Healing is an ancient practice in the Christian tradition, and part of the ministry Jesus gave to the disciples. It’s a practice we continue at St. Augustine’s. On the fourth Sunday of the month, we add special prayers for healing. Those who wish to be anointed with unction, the holy oil, are asked to place their arm across their chest. The leaders will come to you. They’ll make the sign of the cross with the oil on your forehead and say a brief prayer with you. Some choose to receive and others don’t. Everyone is invited to sing the music along with the choir during these prayers for healing.
Sometimes, people request prayers for healing when they’re ill or in hospital. Our clergy and lay anointers on the Pastoral Care team are available in such circumstances. Please contact the church office or email our priest to request this ministry.

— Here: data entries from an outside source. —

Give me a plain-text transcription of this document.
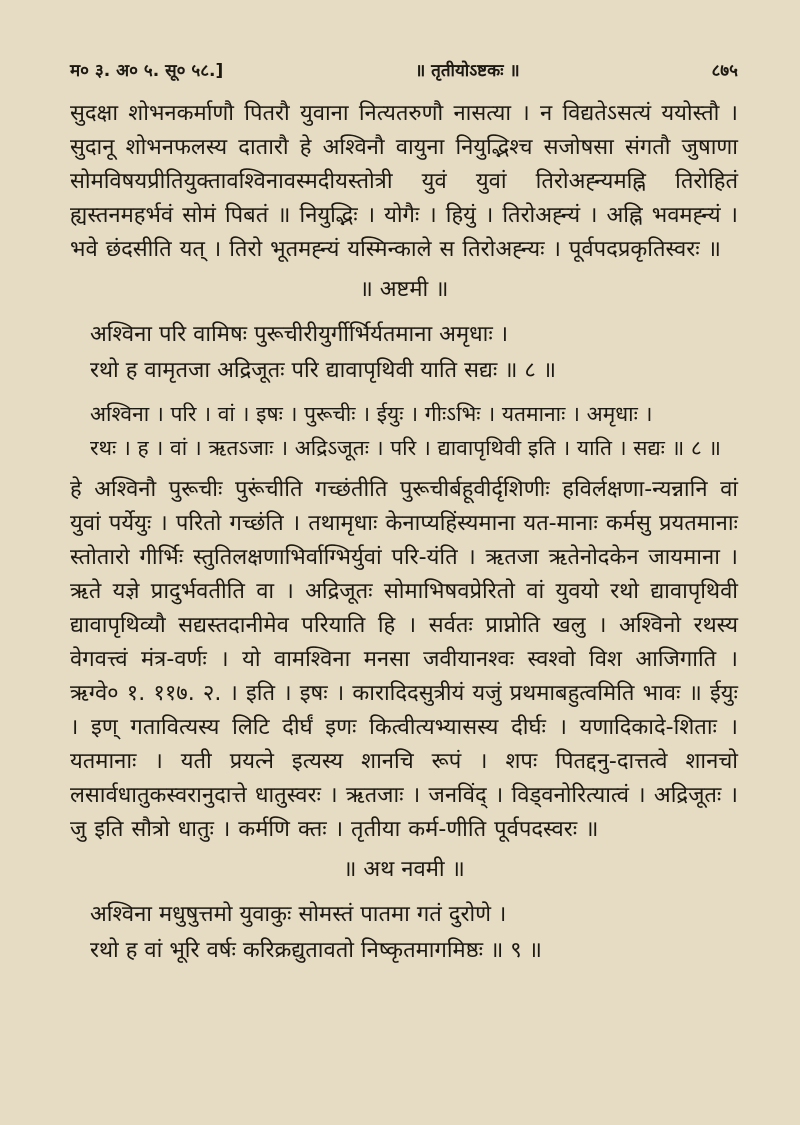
म० ३. अ० ५. सू० ५८.]	॥ तृतीयोऽष्टकः ॥	८७५

सुदक्षा शोभनकर्माणौ पितरौ युवाना नित्यतरुणौ नासत्या । न विद्यतेऽसत्यं ययोस्तौ । सुदानू शोभनफलस्य दातारौ हे अश्विनौ वायुना नियुद्भिश्च सजोषसा संगतौ जुषाणा सोमविषयप्रीतियुक्तावश्विनावस्मदीयस्तोत्री युवं युवां तिरोअह्न्यमह्नि तिरोहितं ह्यस्तनमहर्भवं सोमं पिबतं ॥ नियुद्भिः । योगैः । हियुं । तिरोअह्न्यं । अह्नि भवमह्न्यं । भवे छंदसीति यत् । तिरो भूतमह्न्यं यस्मिन्काले स तिरोअह्न्यः । पूर्वपदप्रकृतिस्वरः ॥

॥ अष्टमी ॥
अश्विना परि वामिषः पुरूचीरीयुर्गीर्भिर्यतमाना अमृधाः ।
रथो ह वामृतजा अद्रिजूतः परि द्यावापृथिवी याति सद्यः ॥ ८ ॥
अश्विना । परि । वां । इषः । पुरूचीः । ईयुः । गीःऽभिः । यतमानाः । अमृधाः ।
रथः । ह । वां । ऋतऽजाः । अद्रिऽजूतः । परि । द्यावापृथिवी इति । याति । सद्यः ॥ ८ ॥

हे अश्विनौ पुरूचीः पुरूंचीति गच्छंतीति पुरूचीर्बहूवीर्दृशिणीः हविर्लक्षणा-न्यन्नानि वां युवां पर्येयुः । परितो गच्छंति । तथामृधाः केनाप्यहिंस्यमाना यत-मानाः कर्मसु प्रयतमानाः स्तोतारो गीर्भिः स्तुतिलक्षणाभिर्वाग्भिर्युवां परि-यंति । ऋतजा ऋतेनोदकेन जायमाना । ऋते यज्ञे प्रादुर्भवतीति वा । अद्रिजूतः सोमाभिषवप्रेरितो वां युवयो रथो द्यावापृथिवी द्यावापृथिव्यौ सद्यस्तदानीमेव परियाति हि । सर्वतः प्राप्नोति खलु । अश्विनो रथस्य वेगवत्त्वं मंत्र-वर्णः । यो वामश्विना मनसा जवीयानश्वः स्वश्वो विश आजिगाति । ऋग्वे० १. ११७. २. । इति । इषः । कारादिदसुत्रीयं यजुं प्रथमाबहुत्वमिति भावः ॥ ईयुः । इण् गतावित्यस्य लिटि दीर्घं इणः कित्वीत्यभ्यासस्य दीर्घः । यणादिकादे-शिताः । यतमानाः । यती प्रयत्ने इत्यस्य शानचि रूपं । शपः पितद्दनु-दात्तत्वे शानचो लसार्वधातुकस्वरानुदात्ते धातुस्वरः । ऋतजाः । जनविंद् । विड्वनोरित्यात्वं । अद्रिजूतः । जु इति सौत्रो धातुः । कर्मणि क्तः । तृतीया कर्म-णीति पूर्वपदस्वरः ॥

॥ अथ नवमी ॥
अश्विना मधुषुत्तमो युवाकुः सोमस्तं पातमा गतं दुरोणे ।
रथो ह वां भूरि वर्षः करिक्रद्युतावतो निष्कृतमागमिष्ठः ॥ ९ ॥
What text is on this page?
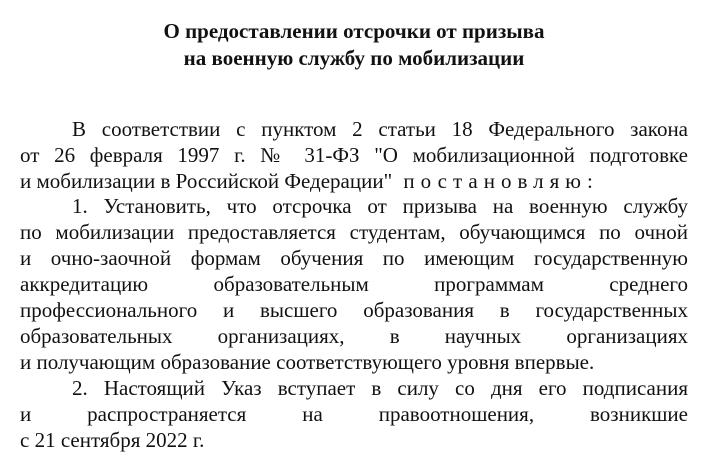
О предоставлении отсрочки от призыва
на военную службу по мобилизации
В соответствии с пунктом 2 статьи 18 Федерального закона
от 26 февраля 1997 г. № 31-ФЗ "О мобилизационной подготовке
и мобилизации в Российской Федерации" постановляю:
1. Установить, что отсрочка от призыва на военную службу
по мобилизации предоставляется студентам, обучающимся по очной
и очно-заочной формам обучения по имеющим государственную
аккредитацию образовательным программам среднего
профессионального и высшего образования в государственных
образовательных организациях, в научных организациях
и получающим образование соответствующего уровня впервые.
2. Настоящий Указ вступает в силу со дня его подписания
и распространяется на правоотношения, возникшие
с 21 сентября 2022 г.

What happens after the service?
After both of our Sunday services, we gather for refreshments and conversation in the Bracken Room, just down the hall from the worship space.
Following our 8:30 am worship service, this time is a little more structured. Our deacon, Beth Nelson, facilitates a conversation with a focus on the scripture readings for the day. Feel free to drop in – we’d love to meet you!
What does “Anglican” mean?
The Anglican Church is one of the branches of Christianity.
With roots in the Church of England, the whole Anglican family worldwide has more than 80 million members in 165 countries. We’re part of the Diocese of Toronto, which includes more than 200 church communities in the GTA and beyond.